I don’t know: maybe I was just tired or there is some hidden glitch. Anyway thx guys for the help - if nothing, I did learned few new things :slight_smile: I appreciate it…


Well, call me crazy, but I copied the same code as posted in first mail and
now works fine. Kill me if I know whats is/was going on.

We'll let you live for now... :slight_smile:

<snip device tree loading and pypruss>

...that all looks OK. I haven't used pypruss, but others have and I
don't know of any serious problems with it.

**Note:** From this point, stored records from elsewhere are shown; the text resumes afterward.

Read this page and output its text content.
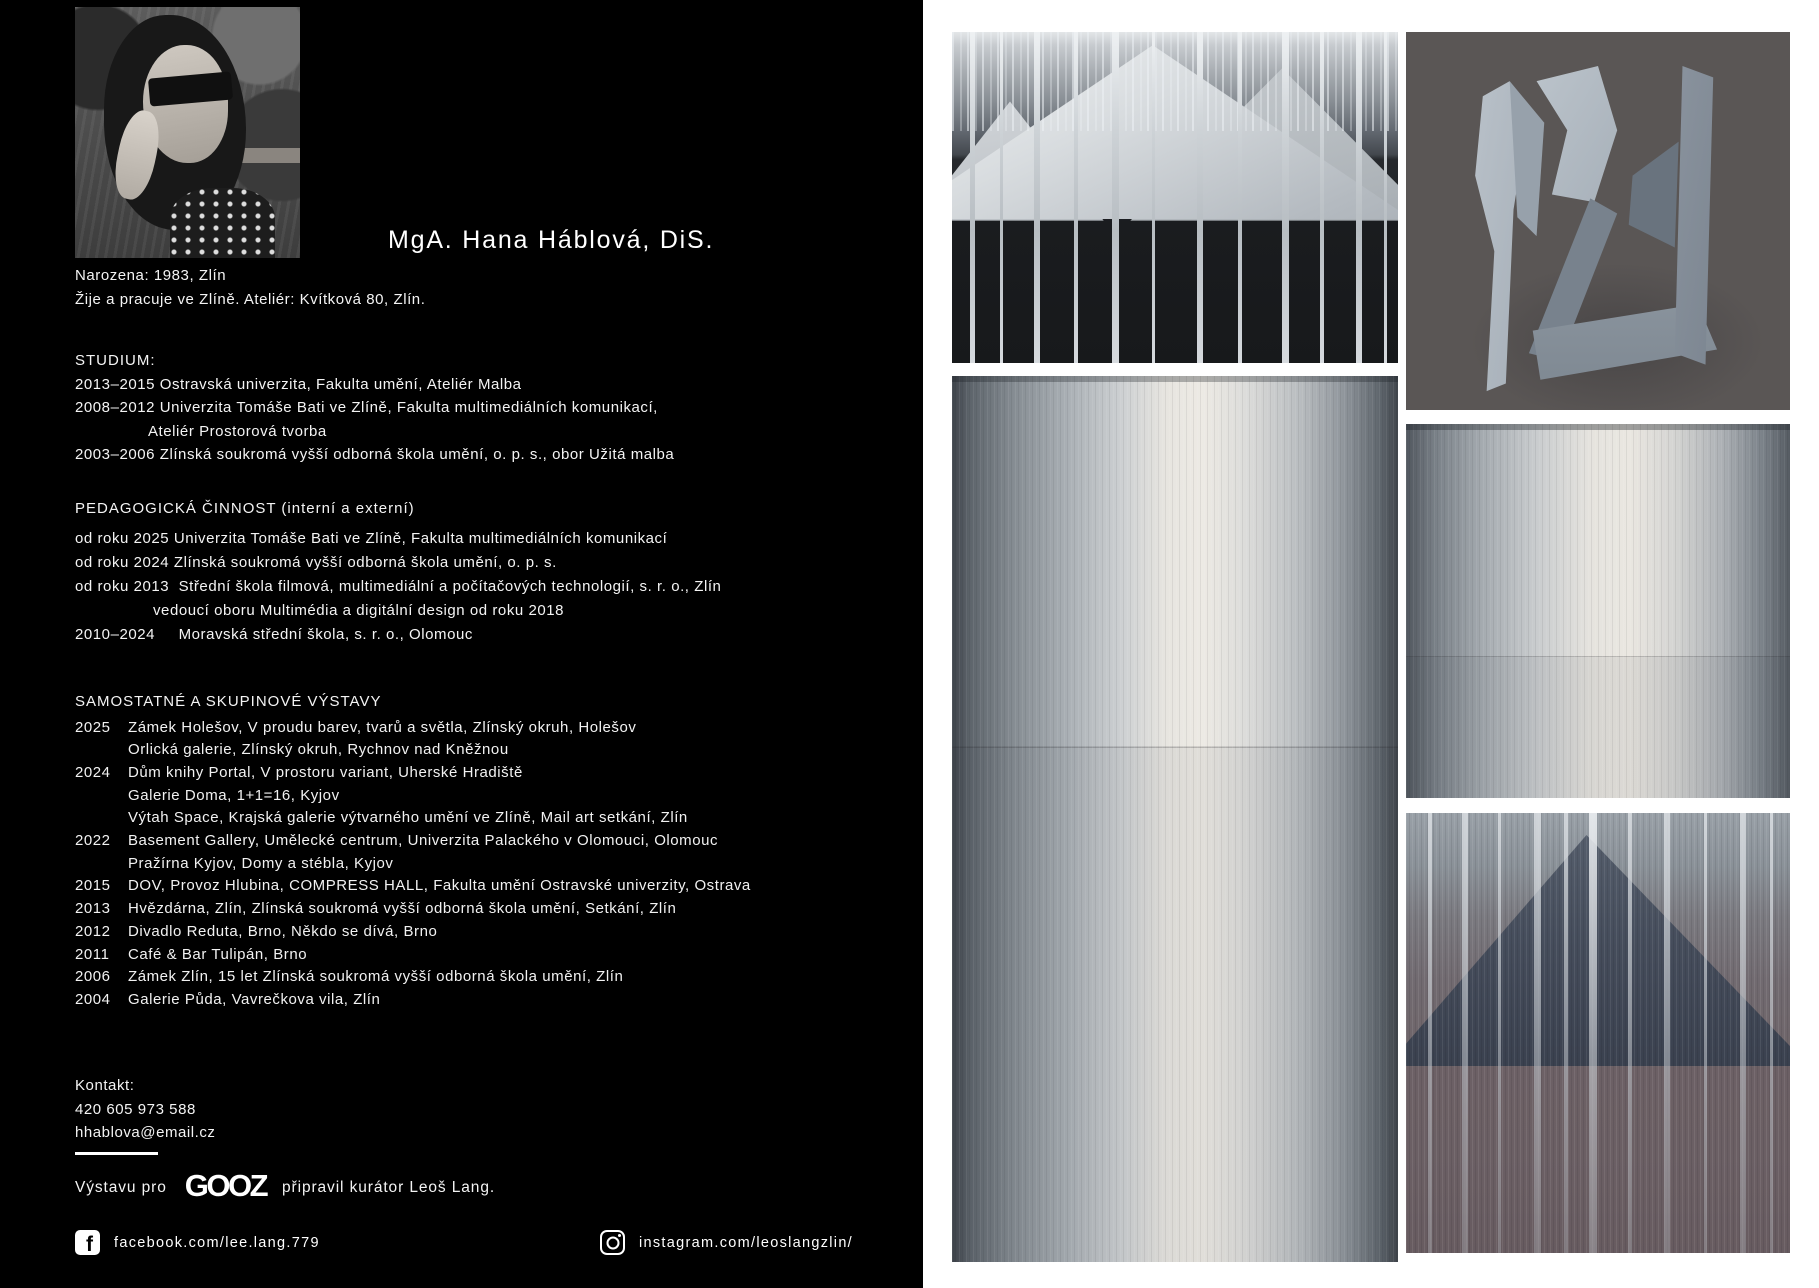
MgA. Hana Háblová, DiS.
Narozena: 1983, Zlín
Žije a pracuje ve Zlíně. Ateliér: Kvítková 80, Zlín.
STUDIUM:
2013–2015 Ostravská univerzita, Fakulta umění, Ateliér Malba
2008–2012 Univerzita Tomáše Bati ve Zlíně, Fakulta multimediálních komunikací,
Ateliér Prostorová tvorba
2003–2006 Zlínská soukromá vyšší odborná škola umění, o. p. s., obor Užitá malba
PEDAGOGICKÁ ČINNOST (interní a externí)
od roku 2025 Univerzita Tomáše Bati ve Zlíně, Fakulta multimediálních komunikací
od roku 2024 Zlínská soukromá vyšší odborná škola umění, o. p. s.
od roku 2013  Střední škola filmová, multimediální a počítačových technologií, s. r. o., Zlín
vedoucí oboru Multimédia a digitální design od roku 2018
2010–2024     Moravská střední škola, s. r. o., Olomouc
SAMOSTATNÉ A SKUPINOVÉ VÝSTAVY
2025	Zámek Holešov, V proudu barev, tvarů a světla, Zlínský okruh, Holešov
Orlická galerie, Zlínský okruh, Rychnov nad Kněžnou
2024	Dům knihy Portal, V prostoru variant, Uherské Hradiště
Galerie Doma, 1+1=16, Kyjov
Výtah Space, Krajská galerie výtvarného umění ve Zlíně, Mail art setkání, Zlín
2022	Basement Gallery, Umělecké centrum, Univerzita Palackého v Olomouci, Olomouc
Pražírna Kyjov, Domy a stébla, Kyjov
2015	DOV, Provoz Hlubina, COMPRESS HALL, Fakulta umění Ostravské univerzity, Ostrava
2013	Hvězdárna, Zlín, Zlínská soukromá vyšší odborná škola umění, Setkání, Zlín
2012	Divadlo Reduta, Brno, Někdo se dívá, Brno
2011	Café & Bar Tulipán, Brno
2006	Zámek Zlín, 15 let Zlínská soukromá vyšší odborná škola umění, Zlín
2004	Galerie Půda, Vavrečkova vila, Zlín
Kontakt:
420 605 973 588
hhablova@email.cz
Výstavu pro GOOZ připravil kurátor Leoš Lang.
f facebook.com/lee.lang.779	instagram.com/leoslangzlin/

I don't know: maybe I was just tired or there is some hidden glitch. Anyway
thx guys for the help - if nothing, I did learned few new things :slight_smile: I
appreciate it...

It was just broken until you asked for help! Complex devices seem to
self-generate properties like this that border on the mystical. :slight_smile:

Personally, I blame quantum mechanics. Ever since they came up with the
quantum theory, my favorite writing pencil has exhibited a half-life
that continues to shrink. At the moment it's down to about a week and a
half, but at least the pencil seems to re-appear mysteriously several
days after vanishing. Probably some law about the conservation of
energy or something...


I think I have to take a bit slower pace - until one month ago I did not even knew about BBB not A8 and now I’m already trying to conquer mystical powers of PRU-ICSS V2 :slight_smile:

And now onto to PRU debuggers challenge - yummy :)))

hi guys,

Thanks for the informative discussion… I am new to Beaglebone… can you suggest me the best place to learn the asm program for pruss …??? Also I am not able to find any documentations regarding the instruction sets … i have used asm in pic but am335x asm code looks way too different… Any help …??